About Sarah Blake LaRose

Sarah Blake LaRose teaches Biblical Hebrew and Greek at Anderson University School of Theology and Christian Ministry in Anderson, Indiana. She is one of three blind academic scholars who received the Jacob Bolotin Award from the National Federation of the Blind in 2016 in recognition of innovative work in the field of access to biblical language texts and tools for people who are blind.
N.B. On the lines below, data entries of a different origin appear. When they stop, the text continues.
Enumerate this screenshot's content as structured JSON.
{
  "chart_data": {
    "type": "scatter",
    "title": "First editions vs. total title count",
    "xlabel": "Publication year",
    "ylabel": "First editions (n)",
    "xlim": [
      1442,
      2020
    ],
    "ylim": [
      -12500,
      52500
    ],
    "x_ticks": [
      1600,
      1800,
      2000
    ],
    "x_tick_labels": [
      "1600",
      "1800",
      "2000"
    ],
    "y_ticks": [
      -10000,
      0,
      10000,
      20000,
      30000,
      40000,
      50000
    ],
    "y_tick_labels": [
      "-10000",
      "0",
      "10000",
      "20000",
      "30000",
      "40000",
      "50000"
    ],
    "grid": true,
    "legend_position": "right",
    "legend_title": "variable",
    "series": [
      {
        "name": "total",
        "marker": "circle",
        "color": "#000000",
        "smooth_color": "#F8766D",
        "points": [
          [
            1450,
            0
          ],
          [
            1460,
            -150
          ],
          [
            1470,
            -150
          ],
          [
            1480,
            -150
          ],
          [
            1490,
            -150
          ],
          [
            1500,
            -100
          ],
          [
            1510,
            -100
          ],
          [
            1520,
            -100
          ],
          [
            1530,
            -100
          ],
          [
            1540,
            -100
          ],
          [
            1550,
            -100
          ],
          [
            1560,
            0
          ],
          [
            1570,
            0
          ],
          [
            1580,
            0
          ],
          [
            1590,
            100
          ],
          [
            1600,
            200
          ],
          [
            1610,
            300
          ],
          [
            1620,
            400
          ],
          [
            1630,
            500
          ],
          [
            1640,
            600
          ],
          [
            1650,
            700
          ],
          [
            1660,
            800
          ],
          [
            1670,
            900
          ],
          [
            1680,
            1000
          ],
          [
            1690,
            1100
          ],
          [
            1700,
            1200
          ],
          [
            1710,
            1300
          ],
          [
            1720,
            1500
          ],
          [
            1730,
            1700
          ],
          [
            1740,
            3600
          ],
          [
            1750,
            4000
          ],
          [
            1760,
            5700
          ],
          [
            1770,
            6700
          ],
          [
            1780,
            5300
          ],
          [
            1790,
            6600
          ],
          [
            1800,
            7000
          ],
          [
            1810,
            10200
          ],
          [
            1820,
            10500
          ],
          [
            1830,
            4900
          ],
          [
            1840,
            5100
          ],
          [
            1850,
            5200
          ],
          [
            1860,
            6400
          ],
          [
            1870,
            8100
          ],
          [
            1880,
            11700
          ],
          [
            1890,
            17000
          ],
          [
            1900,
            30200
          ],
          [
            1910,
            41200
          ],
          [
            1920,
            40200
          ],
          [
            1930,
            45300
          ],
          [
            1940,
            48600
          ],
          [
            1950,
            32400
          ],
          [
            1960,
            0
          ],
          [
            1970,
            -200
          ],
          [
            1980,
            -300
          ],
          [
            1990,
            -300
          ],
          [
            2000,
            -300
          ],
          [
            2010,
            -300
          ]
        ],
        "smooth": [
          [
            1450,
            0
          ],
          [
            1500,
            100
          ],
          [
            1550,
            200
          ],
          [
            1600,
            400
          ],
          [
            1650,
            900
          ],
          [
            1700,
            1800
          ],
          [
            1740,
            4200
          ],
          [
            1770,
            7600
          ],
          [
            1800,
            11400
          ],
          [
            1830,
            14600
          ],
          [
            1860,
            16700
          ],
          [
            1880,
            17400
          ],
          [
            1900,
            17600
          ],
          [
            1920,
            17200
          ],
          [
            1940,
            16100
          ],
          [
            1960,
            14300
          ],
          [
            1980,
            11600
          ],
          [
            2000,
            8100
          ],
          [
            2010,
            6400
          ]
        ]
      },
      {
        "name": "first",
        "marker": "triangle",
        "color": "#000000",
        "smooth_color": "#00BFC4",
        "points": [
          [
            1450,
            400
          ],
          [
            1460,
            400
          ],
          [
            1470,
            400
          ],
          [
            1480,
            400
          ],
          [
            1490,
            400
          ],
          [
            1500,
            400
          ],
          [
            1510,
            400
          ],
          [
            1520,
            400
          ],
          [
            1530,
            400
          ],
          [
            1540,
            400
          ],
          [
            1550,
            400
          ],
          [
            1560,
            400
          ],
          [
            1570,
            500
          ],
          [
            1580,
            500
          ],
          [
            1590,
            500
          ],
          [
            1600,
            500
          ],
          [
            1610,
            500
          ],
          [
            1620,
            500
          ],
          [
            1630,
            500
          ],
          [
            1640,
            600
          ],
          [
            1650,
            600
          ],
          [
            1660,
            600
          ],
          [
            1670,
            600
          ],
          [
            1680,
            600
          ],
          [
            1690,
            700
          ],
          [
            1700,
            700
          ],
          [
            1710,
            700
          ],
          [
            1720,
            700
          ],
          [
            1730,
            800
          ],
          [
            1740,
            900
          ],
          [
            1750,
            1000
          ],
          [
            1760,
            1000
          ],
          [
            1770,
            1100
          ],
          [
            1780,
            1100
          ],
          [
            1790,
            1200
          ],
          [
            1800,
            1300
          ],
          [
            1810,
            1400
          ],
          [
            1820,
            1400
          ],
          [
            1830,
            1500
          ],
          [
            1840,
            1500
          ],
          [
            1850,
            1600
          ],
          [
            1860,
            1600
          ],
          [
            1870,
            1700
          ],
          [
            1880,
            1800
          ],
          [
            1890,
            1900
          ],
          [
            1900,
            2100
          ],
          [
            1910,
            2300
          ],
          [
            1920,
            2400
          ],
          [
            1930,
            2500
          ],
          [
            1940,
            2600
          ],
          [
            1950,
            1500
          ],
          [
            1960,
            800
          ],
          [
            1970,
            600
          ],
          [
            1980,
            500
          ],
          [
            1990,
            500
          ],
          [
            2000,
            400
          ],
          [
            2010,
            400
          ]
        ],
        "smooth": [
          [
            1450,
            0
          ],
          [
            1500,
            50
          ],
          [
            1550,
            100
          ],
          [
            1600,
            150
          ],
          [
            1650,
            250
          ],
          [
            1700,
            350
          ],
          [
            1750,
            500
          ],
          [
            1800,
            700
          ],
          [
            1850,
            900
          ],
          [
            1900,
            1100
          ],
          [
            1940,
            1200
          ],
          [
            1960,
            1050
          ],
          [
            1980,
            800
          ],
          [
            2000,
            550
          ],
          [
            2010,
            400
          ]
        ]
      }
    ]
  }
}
In addition to her work as a professor, she provides braille transcription services specializing in ancient languages. Her research interests concern the intersection of disability, poverty, and biblical studies.

In my work as a Hebrew scholar, I access a great deal of Hebrew and Greek material online. Because I am visually impaired, I rely on text to speech software to either read it out loud or send it to my braille display device. A growing number of people are in the same position that I am in.

Perhaps this is new information for you and, like a number of people I meet, you were unaware that a person who is blind could learn biblical languages at all. I want to tell you that it can be done and, in fact, we can teach the languages. The limitation we have occurs when people post text using graphics or do not identify the language in the code of their document. In the first case, our software skips over the text as if it is a picture. In the second case, it misidentifies the text as if it is part of the surrounding language, sometimes not pronouncing it at all.

On the other hand, a foreign language can be displayed very wrongly on a braille display if it is in a Latin-based alphabet and is not marked correctly. I once encountered a site that is written in Italian and English… English braille uses a sort of shorthand so that words are contracted to take up less space. For example, on my display, I read in English:

I [com]e [to][ch]ur[ch] & see [people] [wh]om I love & [ch][er]i[sh].
[Letters in brackets are represented by single symbols in braille.

When working with non-English texts, these shorthand signs are not used, and screen readers will not feed them to braille displays as long as there are codes in the markup to tell the software that “this is Italian text,” etc.

So, in non-techie-speak, always make sure your Spanish text is selected as Spanish, not just that it looks like Spanish.

Here is how to do it. You will need to edit the HTML code for your post–WordPress and other blogging platforms have means to do this. At the beginning of your language text, insert <q dir=”rtl” lang=”he”>Hebrew text goes here</q> for Hebrew text. You can look up the appropriate codes for other languages in the HTML ISO Language Reference.

For more extensive technical discussion, See W3C.